I saw this post on Fetlife and after I liked it, the author reached out to me. We had a brief, but validating discussion about having a vanilla (or somewhat vanilla) partner and finding a dominant outside of marriage. I encourage anyone in a similar situation to check her profile out. She summarizes my thoughts nicely.
I’ve come to realize, in the three years that I’ve been on this journey, that what may work for you might not work for me. And that’s okay! (Yes, I know…duh. Bear with me here, I’m a slow learner.)
As a rule, I hate change. Abhor it. I like for everything to be status quo unless it has been meticulously planned out. Life, unfortunately, is messy. Shit happens. Did I know I would discover a name for my kink? Nope. Or that there was a whole community and books out there about it? Nope. Or that it would feel so damn good to stop suppressing it? Nope! Neither did I think my husband wouldn’t be into a 24/7 lifestyle, would start ignoring me, and that I would ever feel unfulfilled in a relationship. Like I said. Shit happens.
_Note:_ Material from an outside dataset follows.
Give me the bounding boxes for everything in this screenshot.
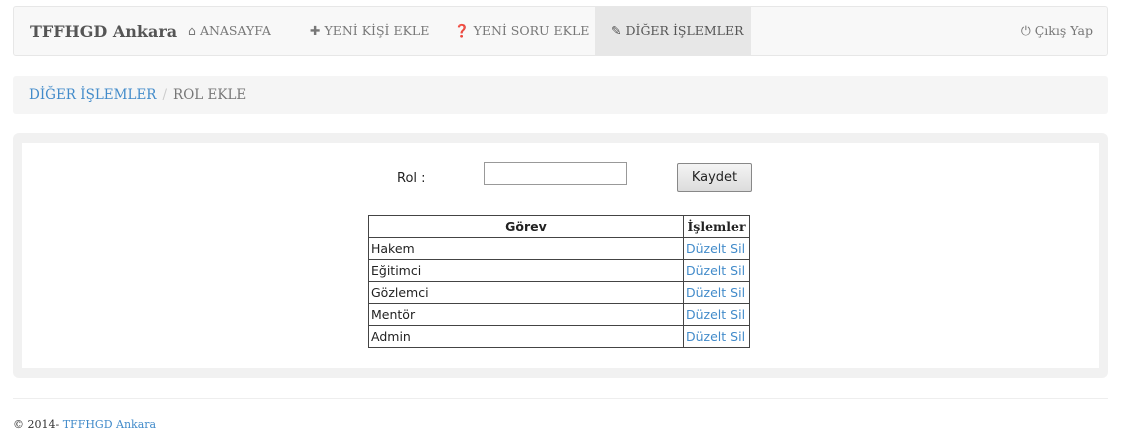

So I’ve had to change my way of thinking (somewhat).
A look back at my older posts will show you how I discovered that I was submissive, indulged (without permission) in my kinks, attempted to give it up, then finally accepted and indulged again (this time with permission). Nothing is forever but death and taxes, so who knows? In a year my kinks might change. By this time in three years Husband and I might be in a different place. Or maybe we won’t. That’s okay. I can’t plan this out. This is the one thing in my life that does not have a road map of any sort. I have no idea what will happen from one day to the next. All I can do is remain present in what’s happening today. <Insert mind being blown here>
Another thing I had to accept is that, despite a TON of people doing it, there is a stigma against having multiple partners without having a label on it. I hesitate to say that I’m polyamorous or that I have an open marriage. Both are not true. I’m allowed to play online. At any point and time, Husband retains the right to withdraw his permission. Will he? Probably not. We’re operating a lot smoother now that I’m getting what I need: guidance, structure, an outlet for stress, etc.
When you’re new, you’re desperate to fit into the pre-existing molds. Right? Look at any kink site with forums. They’re littered with questions like “Am I a submissive if I do x,y, and z?” or “Can I be a dominant if I don’t like a, b, and c?” or “Are we really Master and slave if we don’t do blah blah blah?”. At the munches I attend, there usually are a few people who are new to the scene who are asking the same questions that you find on the interwebs. We newbies are looking for the veterans to tell us that we’re 100% accepted. Flaws and all. It’s high school for the sexually depraved and we want to be with the cool kids. Everyone seems to have found their way and (because this is the internet where truths are stretched) everyone seems to be doing kink similarly.
That’s bullshit, y’all know that right?
Your mileage may vary.
The way I express my kink may be different from the way you express yours.
That is okay.
Reread the above sentence.
Chant that shit every morning if you have to while you shower.
Learn it. Live it.
Because the kink community resembles high school sometimes, people look down on things like the grey areas between labels. Go ahead and check out the 24/7 long distance and online group on Fet. I dare ya. Notice how the comments on any particular post include a few people downing long distance relationships, insinuating that online D/s can’t be real and sneering while asking how does one handle not being able to touch their Dom or sub. When I first found this group, I was so dismayed at what I was reading. Even in the kink community I couldn’t do it right! And it should be noted that Husband and I dated long distance for 4 years before moving in with each other! I’m a pro at long distance!
You know what? This little sub has decided that my kinky fucks bucket is quite empty. I’ve decided that I don’t care if people don’t like it. They don’t have to like it. Who the fuck are people anyway? Is there some kinky task force I’m not aware of? Whatever goes on in my panties is between me, Husband and my dominant.
Remember, your mileage may vary. Now go get your kink on.